Aug. 3, 2002 – Two firefighters were slightly injured Saturday when an unidentified chemical substance ignited inside a trailer near a downtown St. Thomas gas station.
The incident took place around noon near the Polyberg Texaco station, about two blocks northeast of the Federal Building. Emergency crews from the Police Department, Fire Service, Emergency Medical Service and V.I. Territorial Emergency Management Agency responded quickly to the scene.
According to Merwyn Potter, Fire Service chief for the St. Thomas-St. John district, the two firefighters suffered inhalation injuries from noxious fumes as they tried to put out the fire inside the trailer. "They went in there because there was a fire involved," he said, and as water from a fire hose came in contact with some chemicals, it set off a reaction.
The two men were taken to nearby Roy L. Schneider Hospital, where they were treated and released. They then returned to the scene of the fire to continue working.
Clayton Sutton, VITEMA deputy director, said the trailer, which Texaco owns, was parked near the gas station. It contains the system that is used to keep the underground soil around the gas station clean.
Polyberg Texaco is a small gas station along a narrow roadway in a densely populated residential area, surrounded by two-story buildings. The station, which was open for business at the time of the incident, was not damaged, but Potter said about 20 people were evacuated from the area, including a family of six.
The station was closed for the remainder of Saturday but will reopen on Sunday, owner Tom Gutshall said.

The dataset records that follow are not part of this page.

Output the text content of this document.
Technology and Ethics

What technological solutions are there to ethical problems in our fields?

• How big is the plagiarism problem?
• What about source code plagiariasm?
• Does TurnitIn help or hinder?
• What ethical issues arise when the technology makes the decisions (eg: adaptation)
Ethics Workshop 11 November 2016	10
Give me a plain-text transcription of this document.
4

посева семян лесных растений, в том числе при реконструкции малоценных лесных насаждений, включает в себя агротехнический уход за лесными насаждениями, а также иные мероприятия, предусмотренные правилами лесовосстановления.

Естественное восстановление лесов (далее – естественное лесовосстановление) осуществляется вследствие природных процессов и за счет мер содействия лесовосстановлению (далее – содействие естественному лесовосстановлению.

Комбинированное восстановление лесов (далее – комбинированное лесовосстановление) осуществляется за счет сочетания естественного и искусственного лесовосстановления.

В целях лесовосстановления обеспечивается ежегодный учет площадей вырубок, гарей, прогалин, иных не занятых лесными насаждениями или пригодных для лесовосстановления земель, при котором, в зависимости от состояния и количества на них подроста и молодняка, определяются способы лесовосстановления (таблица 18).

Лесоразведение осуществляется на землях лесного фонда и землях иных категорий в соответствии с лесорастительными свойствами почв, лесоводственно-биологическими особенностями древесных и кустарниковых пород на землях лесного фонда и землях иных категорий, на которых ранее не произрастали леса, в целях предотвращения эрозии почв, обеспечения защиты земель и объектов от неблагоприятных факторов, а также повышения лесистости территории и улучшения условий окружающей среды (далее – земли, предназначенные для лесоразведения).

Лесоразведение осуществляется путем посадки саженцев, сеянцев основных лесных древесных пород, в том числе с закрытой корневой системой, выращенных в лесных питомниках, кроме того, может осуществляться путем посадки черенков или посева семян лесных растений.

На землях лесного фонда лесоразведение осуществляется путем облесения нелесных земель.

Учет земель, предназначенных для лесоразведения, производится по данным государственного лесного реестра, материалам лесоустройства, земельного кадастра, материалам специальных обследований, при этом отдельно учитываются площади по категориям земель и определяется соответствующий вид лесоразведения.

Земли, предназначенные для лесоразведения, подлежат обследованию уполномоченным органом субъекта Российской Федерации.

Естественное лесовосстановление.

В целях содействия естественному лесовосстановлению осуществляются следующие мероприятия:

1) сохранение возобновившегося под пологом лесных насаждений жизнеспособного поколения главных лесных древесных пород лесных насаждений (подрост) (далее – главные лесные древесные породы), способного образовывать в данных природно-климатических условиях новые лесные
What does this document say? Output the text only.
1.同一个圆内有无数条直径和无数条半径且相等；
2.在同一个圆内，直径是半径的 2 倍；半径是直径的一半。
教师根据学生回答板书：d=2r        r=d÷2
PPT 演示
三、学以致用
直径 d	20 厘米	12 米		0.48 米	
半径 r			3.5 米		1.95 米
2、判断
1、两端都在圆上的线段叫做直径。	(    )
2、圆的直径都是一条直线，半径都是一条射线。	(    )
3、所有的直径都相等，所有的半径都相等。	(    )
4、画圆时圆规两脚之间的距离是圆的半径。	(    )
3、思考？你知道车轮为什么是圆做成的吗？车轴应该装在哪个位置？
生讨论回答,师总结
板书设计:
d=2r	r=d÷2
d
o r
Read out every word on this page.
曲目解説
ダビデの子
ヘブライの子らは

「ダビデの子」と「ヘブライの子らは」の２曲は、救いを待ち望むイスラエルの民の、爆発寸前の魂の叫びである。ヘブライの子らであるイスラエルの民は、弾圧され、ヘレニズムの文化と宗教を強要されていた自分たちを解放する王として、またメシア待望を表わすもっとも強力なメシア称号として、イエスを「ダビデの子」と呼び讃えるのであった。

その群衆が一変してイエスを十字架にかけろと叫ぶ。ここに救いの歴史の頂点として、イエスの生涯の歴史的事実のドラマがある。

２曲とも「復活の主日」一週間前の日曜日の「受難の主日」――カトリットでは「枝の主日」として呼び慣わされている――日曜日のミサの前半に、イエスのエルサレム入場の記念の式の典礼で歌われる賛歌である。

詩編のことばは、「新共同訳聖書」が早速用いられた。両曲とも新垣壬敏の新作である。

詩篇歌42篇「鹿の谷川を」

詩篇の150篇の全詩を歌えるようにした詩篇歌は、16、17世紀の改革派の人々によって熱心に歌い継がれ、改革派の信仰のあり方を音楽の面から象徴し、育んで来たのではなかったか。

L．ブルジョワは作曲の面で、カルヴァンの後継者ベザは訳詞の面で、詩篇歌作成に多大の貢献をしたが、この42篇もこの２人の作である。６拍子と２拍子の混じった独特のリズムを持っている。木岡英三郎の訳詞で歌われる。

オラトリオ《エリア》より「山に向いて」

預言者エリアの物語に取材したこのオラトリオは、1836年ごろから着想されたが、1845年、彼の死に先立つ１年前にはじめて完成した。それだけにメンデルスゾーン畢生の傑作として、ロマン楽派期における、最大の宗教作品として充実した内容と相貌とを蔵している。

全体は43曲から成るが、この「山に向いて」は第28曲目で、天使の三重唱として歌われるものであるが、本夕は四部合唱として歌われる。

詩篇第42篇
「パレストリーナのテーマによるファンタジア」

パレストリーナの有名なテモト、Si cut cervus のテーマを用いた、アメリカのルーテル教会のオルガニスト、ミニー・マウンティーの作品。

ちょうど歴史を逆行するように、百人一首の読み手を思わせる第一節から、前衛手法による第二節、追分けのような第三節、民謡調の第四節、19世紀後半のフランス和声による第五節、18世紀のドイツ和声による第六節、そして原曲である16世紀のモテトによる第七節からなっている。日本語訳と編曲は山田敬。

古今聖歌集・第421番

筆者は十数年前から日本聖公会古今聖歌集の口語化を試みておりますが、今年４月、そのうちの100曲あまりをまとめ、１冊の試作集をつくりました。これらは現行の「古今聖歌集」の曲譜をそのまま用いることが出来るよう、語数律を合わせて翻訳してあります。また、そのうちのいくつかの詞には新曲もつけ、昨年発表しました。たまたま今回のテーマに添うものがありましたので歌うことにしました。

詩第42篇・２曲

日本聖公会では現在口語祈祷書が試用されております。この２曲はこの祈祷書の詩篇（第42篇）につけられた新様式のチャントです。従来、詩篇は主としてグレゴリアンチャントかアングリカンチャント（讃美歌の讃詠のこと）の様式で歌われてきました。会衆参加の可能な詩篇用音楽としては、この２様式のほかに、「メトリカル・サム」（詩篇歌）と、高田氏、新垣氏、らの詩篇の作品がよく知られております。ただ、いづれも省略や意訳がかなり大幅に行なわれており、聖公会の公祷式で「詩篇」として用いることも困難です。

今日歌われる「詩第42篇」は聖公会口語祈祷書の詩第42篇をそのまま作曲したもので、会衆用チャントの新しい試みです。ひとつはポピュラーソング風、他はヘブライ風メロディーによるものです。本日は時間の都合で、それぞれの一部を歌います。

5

Gutshall, who saw the smoke from his Raphune Hill home, called 911. "The response from the fire department, VITEMA and the haz-mat people and the police was extremely professional," he said. "I was very impressed."
Emergency workers spent several hours conducting a hazardous materials procedure to assess the situation. "We're still going through an assessment phase, trying to determine what it is" that caused the fire, Sutton said late Saturday afternoon.
Police had set up road blocks in the area, directing motorists away from the scene until the situation was resolved. As of 5:45 p.m. residents were being allowed back into the area.
Sutton said although the chemicals have not been identified, it is known that "they are not toxic and not explosive."
He said emergency managers will return to the site on Monday to conduct further tests seeking to identify the chemicals.